As such, there's little room for email on platforms like Podio. "In business, this trend is driven by the growth of web-based and customisable project management tools such as Podio," says Froda. "Companies strip out communication inefficiencies and use tools that are bespoke to their businesses, reducing email to a notification system or a means to sign up in the first place."
Though it has various pricing plans, access to the online Podio platform is free for 10 users.
Convo could be quite convincingly described as 'Facebook for the office'. The average employee checks their email 1,440 times a week, according to the makers of this project management software that has communications at its heart.
Real-time messaging to colleagues and groups echoes all the niceties of social media, but Convo also includes private chat rooms and one-to-one IM, too. A great addition here is the ability to add clients from outside an organisation, and control exactly what they can see and do. There's document exchange, too, with visual annotations to documents built-in.
Convo is available as desktop software for Mac and Windows, but also as a Chrome extension, and iOS and Android apps. Various price plans are offered, but Convo is free for 50 users.

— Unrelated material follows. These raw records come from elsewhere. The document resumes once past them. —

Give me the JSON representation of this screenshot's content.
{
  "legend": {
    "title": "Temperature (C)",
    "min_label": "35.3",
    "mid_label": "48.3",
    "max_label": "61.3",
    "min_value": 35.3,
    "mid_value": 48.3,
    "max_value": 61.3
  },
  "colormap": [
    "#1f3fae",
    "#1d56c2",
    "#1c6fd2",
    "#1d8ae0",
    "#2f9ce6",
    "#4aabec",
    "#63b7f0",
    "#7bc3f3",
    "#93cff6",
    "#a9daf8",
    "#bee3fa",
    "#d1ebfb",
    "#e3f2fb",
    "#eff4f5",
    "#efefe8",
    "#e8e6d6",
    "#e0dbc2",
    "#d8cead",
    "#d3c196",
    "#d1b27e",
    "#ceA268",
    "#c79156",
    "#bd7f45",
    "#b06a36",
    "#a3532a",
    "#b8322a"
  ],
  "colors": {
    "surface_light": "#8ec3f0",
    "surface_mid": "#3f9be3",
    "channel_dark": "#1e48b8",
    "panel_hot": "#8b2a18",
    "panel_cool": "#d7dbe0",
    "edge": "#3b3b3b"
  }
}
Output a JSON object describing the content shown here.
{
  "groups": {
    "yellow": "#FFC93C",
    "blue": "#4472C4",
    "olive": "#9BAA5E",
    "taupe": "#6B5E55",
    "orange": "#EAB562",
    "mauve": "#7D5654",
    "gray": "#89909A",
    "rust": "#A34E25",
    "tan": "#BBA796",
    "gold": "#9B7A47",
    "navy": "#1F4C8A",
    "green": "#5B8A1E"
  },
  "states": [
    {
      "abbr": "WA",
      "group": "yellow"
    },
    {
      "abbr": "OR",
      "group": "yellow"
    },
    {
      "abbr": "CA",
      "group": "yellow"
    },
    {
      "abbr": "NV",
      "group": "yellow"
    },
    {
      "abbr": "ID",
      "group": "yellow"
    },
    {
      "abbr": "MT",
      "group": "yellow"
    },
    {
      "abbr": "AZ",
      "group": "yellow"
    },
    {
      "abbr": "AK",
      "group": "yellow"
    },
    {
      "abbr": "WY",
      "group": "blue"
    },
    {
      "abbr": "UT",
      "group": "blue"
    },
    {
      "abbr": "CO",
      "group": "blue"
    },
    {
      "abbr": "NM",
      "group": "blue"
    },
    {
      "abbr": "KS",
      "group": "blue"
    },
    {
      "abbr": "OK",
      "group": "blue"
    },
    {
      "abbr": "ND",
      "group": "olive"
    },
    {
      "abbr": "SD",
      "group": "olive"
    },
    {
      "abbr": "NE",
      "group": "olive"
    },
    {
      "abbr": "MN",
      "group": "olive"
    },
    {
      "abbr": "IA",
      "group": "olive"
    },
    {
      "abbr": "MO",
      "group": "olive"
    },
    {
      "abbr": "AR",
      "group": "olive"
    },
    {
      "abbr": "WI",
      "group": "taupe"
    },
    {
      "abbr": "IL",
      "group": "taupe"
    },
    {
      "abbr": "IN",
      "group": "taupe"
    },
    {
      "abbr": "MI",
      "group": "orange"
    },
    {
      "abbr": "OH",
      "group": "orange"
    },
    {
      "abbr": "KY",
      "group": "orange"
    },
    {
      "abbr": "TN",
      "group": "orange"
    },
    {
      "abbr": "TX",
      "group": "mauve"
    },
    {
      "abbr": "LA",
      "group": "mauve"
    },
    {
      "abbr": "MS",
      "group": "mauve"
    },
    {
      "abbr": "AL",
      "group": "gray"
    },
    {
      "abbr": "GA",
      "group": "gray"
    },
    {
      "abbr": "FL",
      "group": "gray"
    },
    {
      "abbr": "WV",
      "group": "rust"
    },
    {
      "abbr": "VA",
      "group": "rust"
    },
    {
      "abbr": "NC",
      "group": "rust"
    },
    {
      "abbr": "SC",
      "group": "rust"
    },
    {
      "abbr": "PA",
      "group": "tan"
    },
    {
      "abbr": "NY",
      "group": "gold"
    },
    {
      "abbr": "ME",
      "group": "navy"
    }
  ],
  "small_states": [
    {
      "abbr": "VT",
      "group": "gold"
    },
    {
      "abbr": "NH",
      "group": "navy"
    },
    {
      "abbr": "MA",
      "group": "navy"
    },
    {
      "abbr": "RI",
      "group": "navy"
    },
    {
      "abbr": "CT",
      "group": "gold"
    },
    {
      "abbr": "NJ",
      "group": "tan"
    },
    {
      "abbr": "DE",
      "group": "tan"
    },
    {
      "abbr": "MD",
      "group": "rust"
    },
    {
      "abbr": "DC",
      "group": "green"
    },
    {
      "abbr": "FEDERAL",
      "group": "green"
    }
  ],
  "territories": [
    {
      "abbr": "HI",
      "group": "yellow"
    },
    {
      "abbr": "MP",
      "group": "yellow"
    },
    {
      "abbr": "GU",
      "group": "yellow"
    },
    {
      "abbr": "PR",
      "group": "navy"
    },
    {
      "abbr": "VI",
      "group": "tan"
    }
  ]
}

This internal chat tool for teams comes from Aussie company Atlassian, whose HipChat platform claims to be used by 43,000 companies including DropCam, Expedia, Netflix and Dropbox.
An IM app that concentrates on custom chat rooms – including video chat and a minimum of 5GB file storage and sharing – HipChat offers Mac, Windows, iOS and Android apps.
As with Slack, HipChat – which suffered a data breach earlier this year – doesn't claim to be anything else but a supercharged chat app, and so offers integration with dozens of specific apps (MailChimp, WordPress, Twitter) and other task management apps including Asana, Trello, ZenDesk, Wunderlist and product road-mapping app Aha.
It's free for unlimited users (though video calling and screen-sharing costs $2 per user, per month), and HipChat users who buy an Apple Watch can get notifications of chat and messages, and can tap back a quick acknowledgment.
The only platform featured here without any kind of instant messaging – oh, the horror – Trello works as well for one person as it does for dozens of collaborators. Trello looks like Pinterest – it's a visual to-do list on a virtual pin-board where cards can be swapped, reordered, edited, tagged and assigned to someone else to deal with. In short, Trello is flexibility defined.
The most visual of all task management platforms, Trello is constructed around cards that can be dynamically rearranged and prioritised, much like in the writing software Scrivener, which this article was written using.
It integrates with other apps, though it's perhaps not far away enough from the myriad to-do apps (think Remember The Milk, Wunderlist, or Any.do) to justify being talked up as the future of the collaborative workplace. And, honestly, some IM might help it.
Designed to take the hassle out of to-do lists, task management software Trello is less about teamwork and more about, well, work. Trello is also embracing the Apple Watch; its app will allow cards to be added in-wrist, and will funnel notifications, too.
Managing tasks and workflow is what Asana is all about, but it also has an element of team communications. Projects and groups can be created, tasks assigned to various users, deadlines added, notes attached, and statuses logged. Tags are possible, and so are documents attachments. If everyone working on a project uses Asana, there's no need for email, though it is also possible to set up email notifications.
Asana is an incredibly simple tool to use, but it's a bit of a standalone affair – there's no way to schedule meetings, make calls within it, or integrate it with other apps, which does make it a bit of an island. Asana is free for 15 members.